Redeeming your commute | City Bible Forum

Redeeming your commute

Where is God while you're stuck in traffic?
Thu 31 Aug 2023



“How long, O Lord?” – me stuck in peak hour traffic

How long does it take you to travel from home to your place of study or work? In 2017, Sydney had the longest average daily commute (71 minutes) followed by Brisbane (67 minutes), Melbourne (65 minutes), Perth (59 minutes) and Adelaide (56 minutes).[1] If I could add another line to Ecclesiastes 3 ‘A Time for Everything’, it would be ‘a time to commute and a time to sleep in/exercise/make proper breakfast/walk the dog’. These are the possibilities the pandemic might have shown us. Those of us who worked or studied from home suddenly found ourselves free from the commute and those of us who continued to travel to study or work found ourselves free from peak hour traffic. What a gift!

But now that our patterns of work are recalibrating once again, have you noticed the faces people wear on their commute to work? That blank expression that pairs particularly well with black or grey clothing. When I first began working, I wore this expression permanently on my 56-minute commute (each way) for three years straight. These days, my commute from the kitchen to the study at precisely 8:56am for a 9:00am meeting sees a different, more manic expression take over my face. Somehow, I am still as restless as ever as the first meeting collapses into another one and unattended emails grow. How does being a child of God help us redeem our commutes…. or lack thereof?

God is with us in our coming and going

By the third month of commuting from Templestowe to the city, I unknowingly began a life-long habit of acknowledging God’s presence in every commute. It was birthed out of desperation really. The fatigue of movement, the lack of personal space, and the urgency of responsibility which waited on the other end became all too heavy to bear alone. Passages like John 14:16-17 remind us that Jesus has sent us the Holy Spirit to dwell with us and in us. Wherever we are, God is present with us.

So, I introduced alternating rhythms of meditating on God’s word (often a short Psalm or passage) and prayer into my commute to help me embrace this reality. Sometimes I deliberately prayed, ‘Lord, help me delight in your company on this commute’. Other times I simply forgot, but gosh did God answer that prayer anyway: from feeling His peace, to feeling inspired to text someone with a word of encouragement, to being caught in wonder as a fiery sunset graced our journey home. If you ever drive down the Eastern Freeway (M3) at dusk on a clear day, check your review or side mirror between the Chandler Hwy and Burke Rd exits. It might just make your commute a little brighter and remind you that the Creator of the universe is with you, right there in the traffic.

God is our keeper in our going out and coming home

One of my favourite Psalms concludes with this line, ‘The Lord will keep your going out and your coming in from this time forth and forevermore’. Ps 121:8 (ESV)

Not only is God with me during my commute; He is also my keeper. Whatever happens or doesn’t happen on my commutes is within God’s control. Whether I use that time to nap (as is often the case on Monday morning), listen to a podcast, get lost in some music, or chat to a friend I’ve bumped into, I do within God’s watch. He knows precisely whether I’ll get on the 12 or 109 tram up Victoria Parade tomorrow to head into the office. He also knows whether I managed to get enough sleep the night before. He knows what will be required of me at work – and at home. He knows the exact number of interactions – good and bad – I’ll encounter today. He knows the lies Satan will tempt me with and promises His grace is always greater than my weakness. With that in mind, I desire all the more to let God direct my commute for His purpose by praying, ‘Lord, thank you for this gift of time and help me prepare for the day or evening ahead’. This prayer has helped me to carve out buffer time before and after work for the days I’m working from home too.

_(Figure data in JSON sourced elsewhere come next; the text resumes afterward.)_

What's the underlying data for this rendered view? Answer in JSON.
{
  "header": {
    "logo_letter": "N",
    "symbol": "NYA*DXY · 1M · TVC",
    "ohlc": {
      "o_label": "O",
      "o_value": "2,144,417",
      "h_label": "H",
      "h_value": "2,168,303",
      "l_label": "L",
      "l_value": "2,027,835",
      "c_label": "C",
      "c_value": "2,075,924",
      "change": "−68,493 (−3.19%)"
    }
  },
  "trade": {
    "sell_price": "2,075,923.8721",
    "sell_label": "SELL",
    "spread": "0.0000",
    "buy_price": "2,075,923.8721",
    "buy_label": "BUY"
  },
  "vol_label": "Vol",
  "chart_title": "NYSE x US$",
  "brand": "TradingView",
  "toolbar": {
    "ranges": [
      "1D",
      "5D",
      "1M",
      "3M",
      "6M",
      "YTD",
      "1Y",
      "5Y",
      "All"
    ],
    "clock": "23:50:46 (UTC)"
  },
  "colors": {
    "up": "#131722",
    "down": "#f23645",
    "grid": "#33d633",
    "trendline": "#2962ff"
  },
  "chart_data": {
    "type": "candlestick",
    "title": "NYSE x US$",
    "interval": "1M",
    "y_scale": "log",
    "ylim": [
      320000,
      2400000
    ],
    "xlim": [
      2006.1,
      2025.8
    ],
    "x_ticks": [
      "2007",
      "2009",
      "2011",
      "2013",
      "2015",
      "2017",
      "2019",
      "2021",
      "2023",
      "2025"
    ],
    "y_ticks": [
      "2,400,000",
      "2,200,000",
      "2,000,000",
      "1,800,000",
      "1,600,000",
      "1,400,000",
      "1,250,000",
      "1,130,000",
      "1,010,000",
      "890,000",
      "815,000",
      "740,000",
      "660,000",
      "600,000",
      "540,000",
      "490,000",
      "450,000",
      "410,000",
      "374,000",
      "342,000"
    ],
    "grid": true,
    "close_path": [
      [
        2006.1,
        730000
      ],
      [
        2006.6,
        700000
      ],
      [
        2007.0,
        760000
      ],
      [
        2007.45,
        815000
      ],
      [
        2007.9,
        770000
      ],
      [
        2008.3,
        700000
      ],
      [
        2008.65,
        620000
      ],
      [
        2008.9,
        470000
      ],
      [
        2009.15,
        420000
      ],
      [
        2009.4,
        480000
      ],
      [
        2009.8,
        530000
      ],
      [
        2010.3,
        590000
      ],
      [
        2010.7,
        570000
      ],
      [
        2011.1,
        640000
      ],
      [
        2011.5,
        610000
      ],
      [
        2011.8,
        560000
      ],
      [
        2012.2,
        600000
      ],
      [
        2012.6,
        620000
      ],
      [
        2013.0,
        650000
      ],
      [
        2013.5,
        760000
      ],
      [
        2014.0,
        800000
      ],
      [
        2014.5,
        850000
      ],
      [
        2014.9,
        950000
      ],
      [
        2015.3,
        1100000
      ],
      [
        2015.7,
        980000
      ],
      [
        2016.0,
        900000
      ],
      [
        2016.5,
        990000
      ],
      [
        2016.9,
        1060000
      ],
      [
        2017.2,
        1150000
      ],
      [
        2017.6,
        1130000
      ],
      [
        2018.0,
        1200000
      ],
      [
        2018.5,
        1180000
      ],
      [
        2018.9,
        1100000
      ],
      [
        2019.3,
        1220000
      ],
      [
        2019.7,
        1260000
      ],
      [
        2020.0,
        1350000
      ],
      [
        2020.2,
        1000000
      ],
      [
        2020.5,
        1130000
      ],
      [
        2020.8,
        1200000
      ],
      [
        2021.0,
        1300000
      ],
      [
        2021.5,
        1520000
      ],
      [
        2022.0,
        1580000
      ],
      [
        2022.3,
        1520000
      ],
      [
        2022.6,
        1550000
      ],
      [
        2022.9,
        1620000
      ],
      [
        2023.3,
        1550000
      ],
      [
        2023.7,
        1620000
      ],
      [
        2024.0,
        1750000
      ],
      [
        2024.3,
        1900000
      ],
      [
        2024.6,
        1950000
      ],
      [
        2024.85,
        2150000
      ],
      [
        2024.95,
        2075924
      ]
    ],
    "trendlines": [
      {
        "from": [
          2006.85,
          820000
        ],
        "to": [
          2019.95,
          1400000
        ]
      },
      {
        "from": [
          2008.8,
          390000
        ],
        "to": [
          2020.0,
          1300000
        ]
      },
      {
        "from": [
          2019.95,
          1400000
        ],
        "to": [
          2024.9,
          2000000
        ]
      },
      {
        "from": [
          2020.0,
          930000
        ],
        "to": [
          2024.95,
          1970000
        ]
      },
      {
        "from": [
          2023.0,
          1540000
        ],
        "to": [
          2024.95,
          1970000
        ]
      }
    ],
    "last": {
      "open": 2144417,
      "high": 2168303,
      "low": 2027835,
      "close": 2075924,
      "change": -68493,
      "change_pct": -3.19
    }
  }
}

It is worth saying that our commutes may not be solitary activities. Those of us who regularly take public transport may know all too well that the trip can be disrupted by unsafe or rude behaviour of others. In these moments too, knowing that God is my keeper has helped me regulate my breathing and on occasion, be a safe presence to others who are shaken by such moments. Lights always shine brighter in darkness.

God is the redeemer of every moment of life

Over time, I am learning to rest in the assurance which God offers us in Jesus. I am offered the gift of making my commute intentional, but my worth is not dependant on it. Perhaps the responsibility of redeeming every moment in life is not mine but God’s. In Jesus, He has made every moment we walk with Him, holy. Every trip we make to and from work. Not just physically, but mentally and spiritually bringing our whole self to the act of honouring work and honouring rest. In our coming and going, let us remember Christ.

This piece first published at City on a Hill Church

[1] Increasing Commute Times (RMIT, 2017).